We were living with llamas now, and our attention was riveted on these fascinating additions to our family. Excitement alternated with wondering what we’d gotten into; what commitment not yet fully understood had been made? It was, of course, much less of a commitment than being new parents; we could always sell the llamas.
But it was the same kind of uncertainty. What did we need to do for them? What should we allow them to do, and how to train them to do what we wanted and not what we didn’t want? There were only a few magazine articles and the one book I’d already found to guide us.
One afternoon, I watched Levi and Tumbleweed chase each other around the yard, biting knees and necks and ears.
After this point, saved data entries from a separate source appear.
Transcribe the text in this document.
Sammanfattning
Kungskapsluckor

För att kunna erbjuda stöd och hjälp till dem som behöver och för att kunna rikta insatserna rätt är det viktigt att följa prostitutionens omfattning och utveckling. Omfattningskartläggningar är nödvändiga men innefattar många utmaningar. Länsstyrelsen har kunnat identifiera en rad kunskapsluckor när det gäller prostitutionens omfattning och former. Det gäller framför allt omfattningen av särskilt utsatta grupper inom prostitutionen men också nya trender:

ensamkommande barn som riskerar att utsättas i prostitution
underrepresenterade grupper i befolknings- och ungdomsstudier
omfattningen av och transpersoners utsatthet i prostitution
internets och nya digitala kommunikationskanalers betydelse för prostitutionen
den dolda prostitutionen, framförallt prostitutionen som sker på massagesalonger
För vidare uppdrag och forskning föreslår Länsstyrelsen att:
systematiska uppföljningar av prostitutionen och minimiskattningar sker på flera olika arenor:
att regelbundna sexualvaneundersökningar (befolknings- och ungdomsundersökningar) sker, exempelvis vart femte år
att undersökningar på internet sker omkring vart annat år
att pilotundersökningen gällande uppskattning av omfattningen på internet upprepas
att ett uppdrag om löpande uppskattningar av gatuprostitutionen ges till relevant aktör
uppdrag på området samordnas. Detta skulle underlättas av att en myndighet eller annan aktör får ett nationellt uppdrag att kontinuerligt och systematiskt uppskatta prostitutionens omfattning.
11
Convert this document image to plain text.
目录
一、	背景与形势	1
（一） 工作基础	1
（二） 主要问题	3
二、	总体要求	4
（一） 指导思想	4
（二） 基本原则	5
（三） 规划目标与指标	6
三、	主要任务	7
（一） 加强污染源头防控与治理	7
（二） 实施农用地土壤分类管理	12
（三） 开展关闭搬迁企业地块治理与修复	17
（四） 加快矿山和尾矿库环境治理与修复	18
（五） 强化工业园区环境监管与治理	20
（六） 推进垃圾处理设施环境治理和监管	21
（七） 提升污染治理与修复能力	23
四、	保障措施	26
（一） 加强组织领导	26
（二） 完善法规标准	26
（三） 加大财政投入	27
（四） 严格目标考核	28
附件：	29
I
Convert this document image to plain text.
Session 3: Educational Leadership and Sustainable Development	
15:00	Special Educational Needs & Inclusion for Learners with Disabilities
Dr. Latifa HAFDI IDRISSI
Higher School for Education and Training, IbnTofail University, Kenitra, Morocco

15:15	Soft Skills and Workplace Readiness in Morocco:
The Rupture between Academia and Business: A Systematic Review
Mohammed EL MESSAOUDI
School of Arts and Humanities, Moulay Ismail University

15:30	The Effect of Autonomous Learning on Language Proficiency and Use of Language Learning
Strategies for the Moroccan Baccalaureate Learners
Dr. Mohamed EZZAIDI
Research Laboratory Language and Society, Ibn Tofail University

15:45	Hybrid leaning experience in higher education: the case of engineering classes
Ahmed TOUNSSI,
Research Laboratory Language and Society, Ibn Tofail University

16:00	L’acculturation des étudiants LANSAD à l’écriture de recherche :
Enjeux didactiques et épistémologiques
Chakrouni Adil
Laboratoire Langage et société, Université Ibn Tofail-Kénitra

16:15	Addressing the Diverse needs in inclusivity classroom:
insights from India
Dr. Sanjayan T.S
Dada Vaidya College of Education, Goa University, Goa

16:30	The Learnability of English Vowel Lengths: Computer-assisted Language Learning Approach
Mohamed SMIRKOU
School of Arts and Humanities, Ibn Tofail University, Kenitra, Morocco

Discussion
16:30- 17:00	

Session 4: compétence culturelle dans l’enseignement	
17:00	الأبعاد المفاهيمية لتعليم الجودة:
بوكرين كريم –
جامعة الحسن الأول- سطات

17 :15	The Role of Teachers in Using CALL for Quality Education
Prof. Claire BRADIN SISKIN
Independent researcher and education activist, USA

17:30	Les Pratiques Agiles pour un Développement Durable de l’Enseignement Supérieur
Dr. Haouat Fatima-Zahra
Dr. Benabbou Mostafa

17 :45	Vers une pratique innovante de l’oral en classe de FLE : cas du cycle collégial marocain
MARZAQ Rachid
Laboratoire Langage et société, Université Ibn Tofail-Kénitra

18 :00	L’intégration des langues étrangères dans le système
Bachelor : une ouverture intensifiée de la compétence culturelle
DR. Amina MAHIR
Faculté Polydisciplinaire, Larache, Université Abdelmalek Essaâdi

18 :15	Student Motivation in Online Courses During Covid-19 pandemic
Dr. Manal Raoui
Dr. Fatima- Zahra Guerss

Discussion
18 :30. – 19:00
I worried that they would hurt each other, and ran to phone another llama breeder. “It’s good exercise,” he assured me. “They won’t grow fighting teeth until they are just over two years old. Don’t worry.” Fighting teeth, on the sides of the llamas’ mouths, were very sharp. They were removed by llama owners who kept males in the same pasture.
We staked the llamas out to graze among the rabbit brush and other high-desert vegetation on our land. By staking Levi and Tumbleweed at various places, we could provide them with munchies and diversion, and they could be our roving lawn mowers. We attached them by twenty-foot ropes to cinder blocks or to trees. I wondered if they would nibble on their ropes, as Cider did on her leash; they didn’t. We stopped using cinder blocks, though, after Levi dragged one a third of a mile, to where Tumbleweed and I were going for a walk without him.
Whenever we staked them near our half-completed septic tank installation, one llama or both climbed the mound of dirt beside the tank. They would stand there, gazing majestically at everything around them: passing cars, forests, mountains, clouds. Alert to sound and movement, they stood.
Now and then one would tangle a rope around a tree or some bushes; or if we let them graze close together, they would intertwine their ropes. Then they would just sit down, and soon one of us would notice and straighten them out.
We checked on them frequently, leaving our ranch work, or wandering outside if we were in the trailer. They didn’t need checking–tangled lines quickly became rare–but we had become as curious as llamas. I would be writing, or planning a class, when I would have to find out what they were doing. I felt as though beings as magical as elves or unicorns had come to live with us. What did they think about? What is thinking for a llama? What kinds of emotions did they feel? Did they have a sense of humor? I wondered and watched.
“It’s the Lee and Tee Show,” joked Kelly as he came upon me gazing at the llamas. Lee and Tee stuck as nicknames.
Kelly looked up from his reading one afternoon and saw Levi walking past the trailer, unconstrained by any lead rope. The llama was wandering slowly up toward the ridge, nibbling here and there. Kelly followed in what he hoped was a casual manner. Levi seemed to be enjoying his freedom, quite aware that something was different. He leaned over to nibble, and Kelly grabbed him. Levi didn’t seem to mind. It wasn’t to be our last loose llama.